Bill Aiken puts a positive spin on the split, saying the division freed Soka Gakkai from the fanaticism of the fundamentalist priests. Without the clerics there would no longer be a need for aggressive proselytizing, no more talk of world domination, and no more intolerance of other religions. "We were saddled with this dogmatic approach to religion while in a pluralistic society like the U.S.," Aiken says, "and it didn't work."
Which brings us to the late Nineties, a time when Soka Gakkai's power is increasing in Japan and spreading around the world. (The group is especially popular in Brazil.) SGI-USA certainly is a more culturally sensitive organization today than it was a decade ago, but the schism has also brought out flashes of the old-style fanaticism. Soka Gakkai Internet newsgroups are alive with name-calling and smear campaigns. One entertaining site, http://members.aol.com/tomoda97/nikken/heritage.htm, shows a picture of a Nichiren priest surrounded by fully clothed Japanese women, the Buddhist equivalent of a sex scandal.
Some SGI-USA members have poured a lot of time and karmic energy into efforts to close the six Nichiren temples in the United States.

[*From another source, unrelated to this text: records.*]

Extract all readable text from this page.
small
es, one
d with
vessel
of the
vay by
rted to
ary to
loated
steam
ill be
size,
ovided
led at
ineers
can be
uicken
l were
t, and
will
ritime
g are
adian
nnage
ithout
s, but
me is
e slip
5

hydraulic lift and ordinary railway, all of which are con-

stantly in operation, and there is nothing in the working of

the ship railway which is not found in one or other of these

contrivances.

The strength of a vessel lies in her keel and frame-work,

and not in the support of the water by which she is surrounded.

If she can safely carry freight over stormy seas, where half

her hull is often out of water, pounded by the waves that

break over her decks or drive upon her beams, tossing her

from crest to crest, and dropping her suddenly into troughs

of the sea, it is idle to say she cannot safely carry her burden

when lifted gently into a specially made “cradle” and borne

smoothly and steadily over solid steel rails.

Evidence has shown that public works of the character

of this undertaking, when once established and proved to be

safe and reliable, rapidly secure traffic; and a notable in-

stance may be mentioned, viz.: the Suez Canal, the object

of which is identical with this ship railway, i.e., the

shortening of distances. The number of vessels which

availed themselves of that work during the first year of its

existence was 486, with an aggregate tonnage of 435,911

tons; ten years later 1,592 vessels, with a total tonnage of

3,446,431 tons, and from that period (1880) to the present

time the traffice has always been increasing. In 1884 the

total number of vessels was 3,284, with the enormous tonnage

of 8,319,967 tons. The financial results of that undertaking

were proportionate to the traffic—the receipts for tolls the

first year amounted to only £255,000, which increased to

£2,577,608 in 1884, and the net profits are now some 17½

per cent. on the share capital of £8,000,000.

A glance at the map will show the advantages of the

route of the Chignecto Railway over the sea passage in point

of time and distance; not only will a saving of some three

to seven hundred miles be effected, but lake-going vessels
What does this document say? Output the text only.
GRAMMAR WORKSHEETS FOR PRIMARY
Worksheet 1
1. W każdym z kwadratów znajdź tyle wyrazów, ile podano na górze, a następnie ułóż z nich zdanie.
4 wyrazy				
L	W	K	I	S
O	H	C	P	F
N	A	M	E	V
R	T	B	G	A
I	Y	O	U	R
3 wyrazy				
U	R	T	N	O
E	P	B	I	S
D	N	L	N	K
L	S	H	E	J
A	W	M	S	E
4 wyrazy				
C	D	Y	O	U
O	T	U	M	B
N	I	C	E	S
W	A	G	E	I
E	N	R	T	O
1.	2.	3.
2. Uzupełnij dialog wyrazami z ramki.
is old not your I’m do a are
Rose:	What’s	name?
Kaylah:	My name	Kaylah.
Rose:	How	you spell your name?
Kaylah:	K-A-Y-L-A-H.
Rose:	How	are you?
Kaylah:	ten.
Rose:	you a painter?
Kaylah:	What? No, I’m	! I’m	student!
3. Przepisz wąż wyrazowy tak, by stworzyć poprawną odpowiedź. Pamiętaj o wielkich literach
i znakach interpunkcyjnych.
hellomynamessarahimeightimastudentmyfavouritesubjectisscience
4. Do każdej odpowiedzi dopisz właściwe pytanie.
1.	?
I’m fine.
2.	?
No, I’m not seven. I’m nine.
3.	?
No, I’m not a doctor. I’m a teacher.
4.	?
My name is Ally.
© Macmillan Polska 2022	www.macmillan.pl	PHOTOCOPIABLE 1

Factions on the Internet are calling for a chant-a-thon of sorts to shutter the temples, which Aiken says were built with donations from SGI-USA members prior to the split. "They feel very unhappy they are now centers for attacking and criticizing our efforts," he says.
Steven Heine is one person who doesn't fully buy into the notion of a more benign SGI-USA. As a professor of religious studies at Florida International University, Heine is quite familiar with Nichiren Buddhism. He believes its fanatical side has been downplayed for the American palate, but that it's still there. "What they do in America," Heine asserts, "they offer what I call prosperity theology, the idea that if you do these things you will get a better job, a better house, more money, and so forth. They kind of keep that fundamental strain and exclusivity in the background. They are good at promoting 'what we can do for you' to Americans who are looking for an answer in a very practical sense."
But Heine believes the true nature of Soka Gakkai comes through after followers practice for a while. "I think there are a lot of stages you go through where it is not manifested," he says. "They lure you in by offering you the prosperity stuff." By way of illustration, Heine points to the parable of the burning house, from the second chapter of the Lotus Sutra.
A man's house is on fire and his children are trapped inside. They'll die if they don't get out, but they don't respond to the man's urging that they flee the flames because they don't understand the word fire. So the man lies to his children, telling them there is a chariot outside waiting to take them away. They run out of the house and are saved.
Soka Gakkai is the father, says Heine, and the uninitiated masses are the children: "The end justifies the means. It's the Buddha as father figure, the compassionate father who must figure out a way to save his children. We are all his children."